The hlearn-allknn program exploits this unboxing by setting the leafC parameter of CoverTree_ to UArray. Then, we call the function packCT which rearranges the nodes in leafC to use the cache oblivious van Embde Boas tree layout. Unboxing by itself gives a modest 5% performance gain from the reduced overhead in the Haskell run time system; but unpacking combined with this data rearrangement actually cuts runtime in half!

Unfortunately, due to some current limitations in GHC, I’m still leaving some performance on the table. The childC parameter to CoverTree_ cannot be UArray because CoverTree_s can have a variable size depending on their number of children. Therefore, childC is typically set to the boxed array type BArray. The GHC limitation is that the run time system gives us no way to control where the elements of a BArray exist in memory.
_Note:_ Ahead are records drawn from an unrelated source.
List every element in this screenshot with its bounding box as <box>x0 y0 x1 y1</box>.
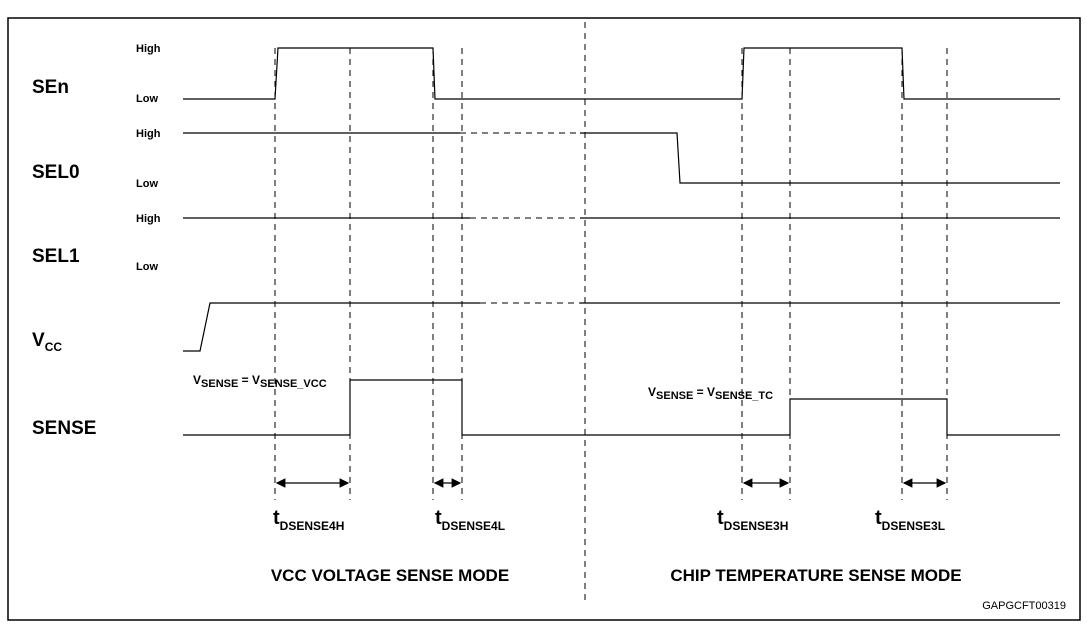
level-label: High <box>136 213 161 225</box>
timing-label: tDSENSE3L <box>875 507 945 533</box>
level-label: High <box>136 43 161 55</box>
timing-guides <box>274 48 948 500</box>
timing-label: tDSENSE3H <box>717 507 788 533</box>
level-label: Low <box>136 261 158 273</box>
signal-name: SEL0 <box>32 162 80 183</box>
sen-wave <box>183 47 1060 100</box>
sel0-wave <box>580 132 1060 184</box>
level-label: Low <box>136 93 158 105</box>
timing-label: tDSENSE4L <box>435 507 505 533</box>
figure-id: GAPGCFT00319 <box>982 600 1066 612</box>
signal-name: SEL1 <box>32 246 80 267</box>
signal-name: VCC <box>32 330 62 354</box>
signal-name: SEn <box>32 77 69 98</box>
sense-annotation: VSENSE = VSENSE_TC <box>648 385 773 402</box>
signal-name: SENSE <box>32 418 96 439</box>
timing-label: tDSENSE4H <box>273 507 344 533</box>
vcc-wave <box>183 302 480 352</box>
mode-label: CHIP TEMPERATURE SENSE MODE <box>670 566 961 585</box>
level-label: High <box>136 128 161 140</box>
mode-label: VCC VOLTAGE SENSE MODE <box>271 566 509 585</box>
sense-annotation: VSENSE = VSENSE_VCC <box>193 373 327 390</box>
frame <box>7 17 1081 621</box>
level-label: Low <box>136 178 158 190</box>
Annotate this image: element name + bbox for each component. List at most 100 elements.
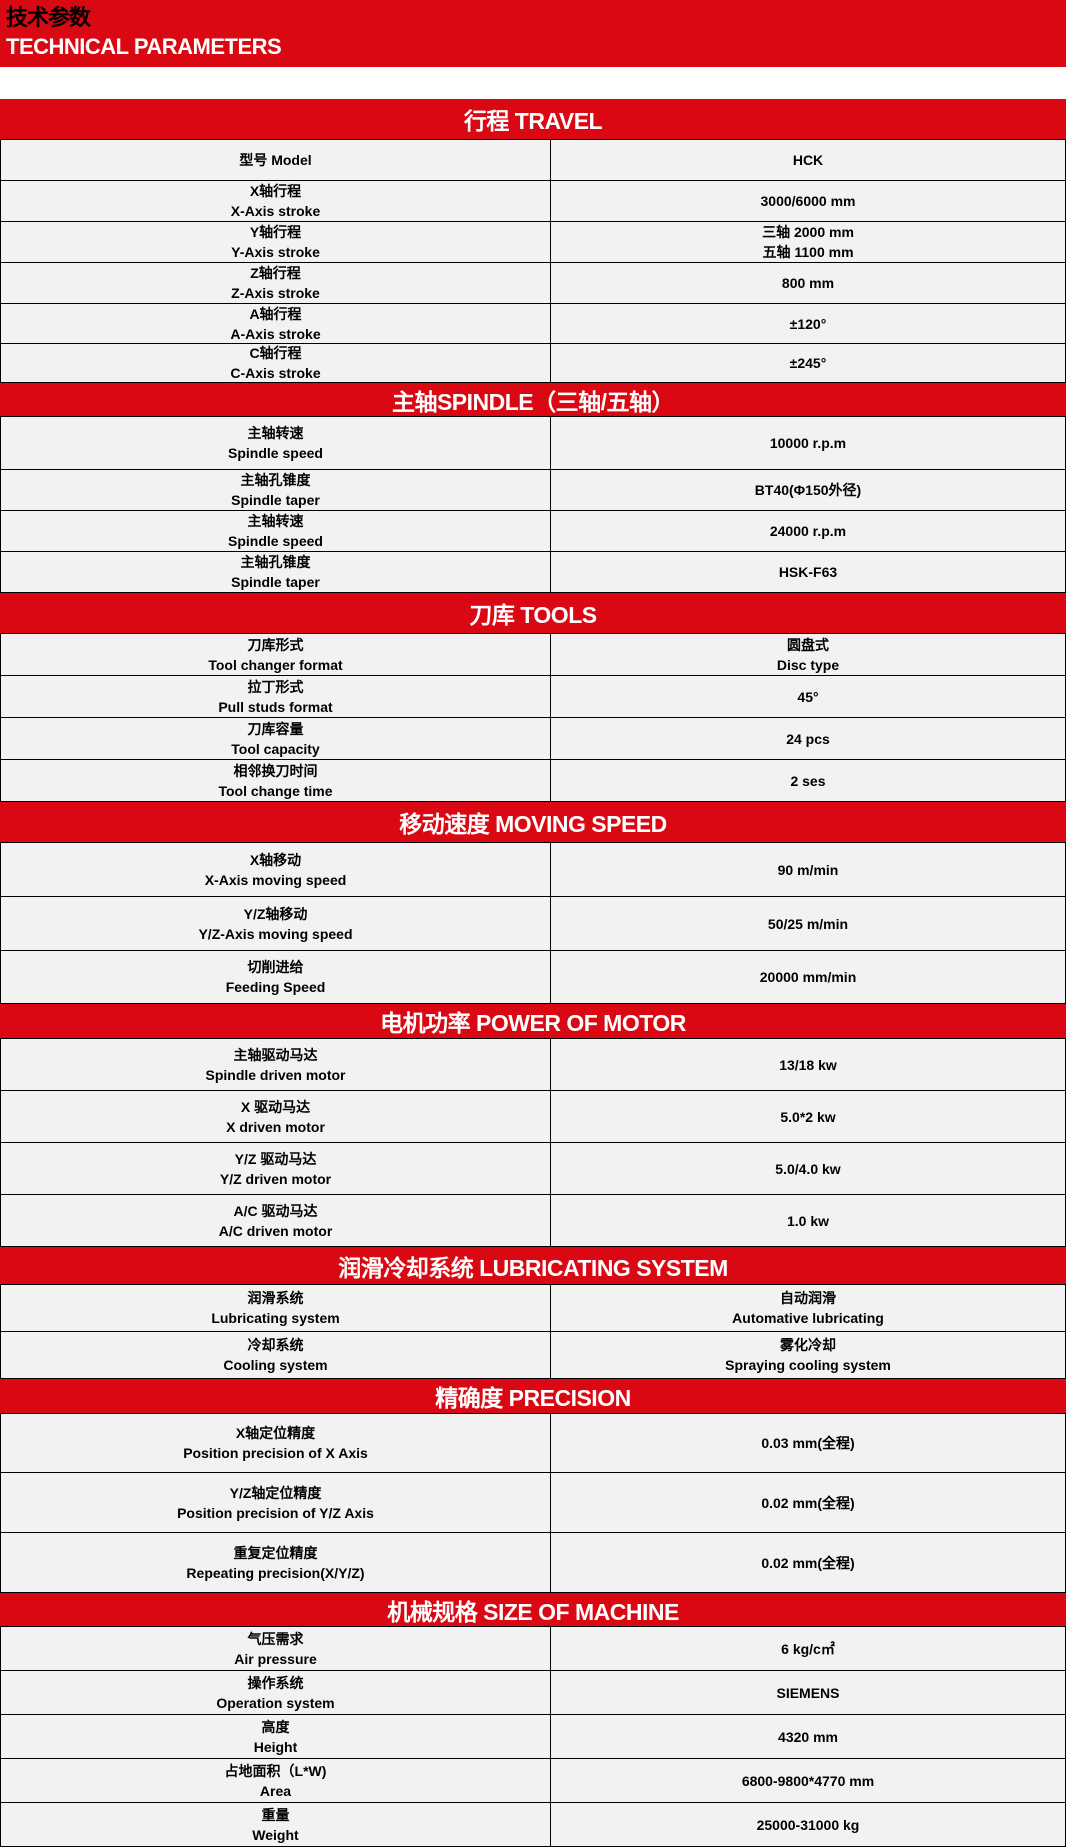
label-line: X轴行程 (249, 183, 302, 199)
table-row: 操作系统 Operation system SIEMENS (0, 1671, 1066, 1715)
parameter-label: Y/Z 驱动马达 Y/Z driven motor (1, 1143, 551, 1194)
label-line: Y/Z driven motor (219, 1170, 332, 1187)
parameter-label: 重量 Weight (1, 1803, 551, 1846)
label-line: Repeating precision(X/Y/Z) (186, 1564, 365, 1581)
label-line: Operation system (216, 1694, 335, 1711)
label-line: Z轴行程 (250, 265, 301, 281)
table-row: Y/Z轴定位精度 Position precision of Y/Z Axis 0.… (0, 1473, 1066, 1533)
value-line: 90 m/min (777, 861, 839, 878)
label-line: X-Axis stroke (230, 203, 321, 219)
table-row: X轴移动 X-Axis moving speed 90 m/min (0, 843, 1066, 897)
parameter-value: 5.0*2 kw (551, 1091, 1065, 1142)
label-line: Z-Axis stroke (231, 285, 320, 301)
table-row: 主轴转速 Spindle speed 10000 r.p.m (0, 417, 1066, 470)
table-row: 主轴孔锥度 Spindle taper HSK-F63 (0, 552, 1066, 593)
label-line: Lubricating system (211, 1310, 340, 1326)
table-row: Y轴行程 Y-Axis stroke 三轴 2000 mm 五轴 1100 mm (0, 222, 1066, 263)
label-line: Y/Z-Axis moving speed (198, 925, 353, 942)
table-row: 主轴驱动马达 Spindle driven motor 13/18 kw (0, 1039, 1066, 1091)
table-row: Y/Z 驱动马达 Y/Z driven motor 5.0/4.0 kw (0, 1143, 1066, 1195)
label-line: 操作系统 (247, 1674, 304, 1691)
parameter-value: ±245° (551, 344, 1065, 382)
parameter-label: X轴定位精度 Position precision of X Axis (1, 1414, 551, 1472)
table-row: 刀库形式 Tool changer format 圆盘式 Disc type (0, 634, 1066, 676)
parameter-value: 90 m/min (551, 843, 1065, 896)
parameter-value: 4320 mm (551, 1715, 1065, 1758)
value-line: Automative lubricating (732, 1310, 884, 1326)
parameter-label: 主轴转速 Spindle speed (1, 417, 551, 469)
parameter-label: 拉丁形式 Pull studs format (1, 676, 551, 717)
table-row: A/C 驱动马达 A/C driven motor 1.0 kw (0, 1195, 1066, 1247)
table-row: 气压需求 Air pressure 6 kg/c㎡ (0, 1627, 1066, 1671)
parameter-value: 24 pcs (551, 718, 1065, 759)
value-line: 800 mm (781, 275, 835, 291)
value-line: 五轴 1100 mm (762, 244, 854, 260)
value-line: 三轴 2000 mm (762, 224, 854, 240)
label-line: Tool change time (218, 782, 333, 799)
parameter-value: 800 mm (551, 263, 1065, 303)
label-line: Spindle speed (228, 533, 323, 549)
parameter-label: 重复定位精度 Repeating precision(X/Y/Z) (1, 1533, 551, 1592)
table-row: Z轴行程 Z-Axis stroke 800 mm (0, 263, 1066, 304)
section-header: 移动速度 MOVING SPEED (0, 802, 1066, 843)
table-row: 润滑系统 Lubricating system 自动润滑 Automative lub… (0, 1285, 1066, 1332)
label-line: Y/Z轴移动 (243, 905, 308, 922)
value-line: HCK (792, 152, 824, 168)
label-line: X-Axis moving speed (204, 871, 347, 888)
parameter-label: Y/Z轴移动 Y/Z-Axis moving speed (1, 897, 551, 950)
table-row: X轴定位精度 Position precision of X Axis 0.03 m… (0, 1414, 1066, 1473)
value-line: 25000-31000 kg (756, 1816, 860, 1833)
parameter-value: BT40(Φ150外径) (551, 470, 1065, 510)
value-line: 4320 mm (778, 1728, 838, 1745)
table-row: 高度 Height 4320 mm (0, 1715, 1066, 1759)
value-line: Disc type (776, 656, 840, 673)
value-line: 24 pcs (786, 730, 830, 747)
value-line: Spraying cooling system (725, 1357, 891, 1373)
parameter-label: 切削进给 Feeding Speed (1, 951, 551, 1003)
value-line: 5.0/4.0 kw (775, 1160, 841, 1177)
parameter-value: 20000 mm/min (551, 951, 1065, 1003)
label-line: Position precision of Y/Z Axis (177, 1504, 374, 1521)
parameter-label: 冷却系统 Cooling system (1, 1332, 551, 1378)
parameter-value: 24000 r.p.m (551, 511, 1065, 551)
parameter-value: 0.03 mm(全程) (551, 1414, 1065, 1472)
label-line: Feeding Speed (225, 979, 326, 995)
label-line: X轴移动 (249, 851, 302, 868)
section-header: 机械规格 SIZE OF MACHINE (0, 1593, 1066, 1627)
table-row: X 驱动马达 X driven motor 5.0*2 kw (0, 1091, 1066, 1143)
parameter-value: HSK-F63 (551, 552, 1065, 592)
parameter-label: 主轴孔锥度 Spindle taper (1, 470, 551, 510)
parameter-label: 润滑系统 Lubricating system (1, 1285, 551, 1331)
parameter-value: 雾化冷却 Spraying cooling system (551, 1332, 1065, 1378)
parameter-value: 6 kg/c㎡ (551, 1627, 1065, 1670)
label-line: Y/Z 驱动马达 (234, 1150, 317, 1167)
label-line: A-Axis stroke (230, 325, 321, 342)
label-line: Tool capacity (231, 740, 320, 757)
label-line: 主轴转速 (247, 513, 304, 529)
label-line: 气压需求 (247, 1630, 304, 1647)
parameter-label: 主轴驱动马达 Spindle driven motor (1, 1039, 551, 1090)
table-row: 型号 Model HCK (0, 140, 1066, 181)
parameter-label: 主轴孔锥度 Spindle taper (1, 552, 551, 592)
label-line: 刀库形式 (247, 636, 304, 653)
label-line: 刀库容量 (247, 720, 304, 737)
page-title-cn: 技术参数 (6, 5, 91, 30)
value-line: 10000 r.p.m (769, 435, 847, 451)
label-line: Spindle taper (231, 492, 320, 508)
label-line: Air pressure (234, 1650, 317, 1667)
parameter-label: 刀库容量 Tool capacity (1, 718, 551, 759)
value-line: 0.02 mm(全程) (761, 1554, 855, 1571)
label-line: 冷却系统 (247, 1337, 304, 1353)
value-line: 5.0*2 kw (780, 1108, 836, 1125)
value-line: 自动润滑 (780, 1290, 836, 1306)
parameter-label: Y/Z轴定位精度 Position precision of Y/Z Axis (1, 1473, 551, 1532)
label-line: 主轴孔锥度 (240, 472, 311, 488)
value-line: 13/18 kw (779, 1056, 837, 1073)
section-header: 行程 TRAVEL (0, 99, 1066, 140)
section-header: 主轴SPINDLE（三轴/五轴） (0, 383, 1066, 417)
label-line: Weight (252, 1826, 299, 1843)
label-line: Area (259, 1782, 292, 1799)
label-line: 相邻换刀时间 (233, 762, 318, 779)
label-line: Pull studs format (218, 698, 333, 715)
parameter-label: Y轴行程 Y-Axis stroke (1, 222, 551, 262)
Therefore, we do not get the benefits of the CPU prefetcher. I’ve proposed a solution that involves adding new primops to the GHC compiler (see feature request #10652). Since there are typically more elements within the childC than the leafC on any given cover tree, I estimate that the speedup due to better cache usage of BArrays would be even larger than the speedup reported above.

Conclusion

My experience is that Haskell can be amazingly fast, but it takes a lot of work to get this speed. I’d guess that it took about 10 times as much work to create my Haskell-based cover tree than it would have taken to create a similar C-based implementation. (I’m roughly as proficient in each language.) Furthermore, because of the current limitations in GHC I pointed out above, the C version would be just a bit faster.

So then why did I use Haskell? To make cover trees 10 times easier for programmers to use.

Cover trees can make almost all machine learning algorithms faster. For example, they’ve sped up SVMs, clustering, dimensionality reduction, and reinforcement learning. But most libraries do not take advantage of this optimization because it is relatively time consuming for a programmer to do by hand. Fortunately, the fundamental techniques are simple enough that they can be implemented as a compiler optimization pass, and Haskell has great support for libraries that implement their own optimizations. So Real Soon Now (TM) I hope to show you all how cover trees can speed up your Haskell-based machine learning without any programmer involvement at all.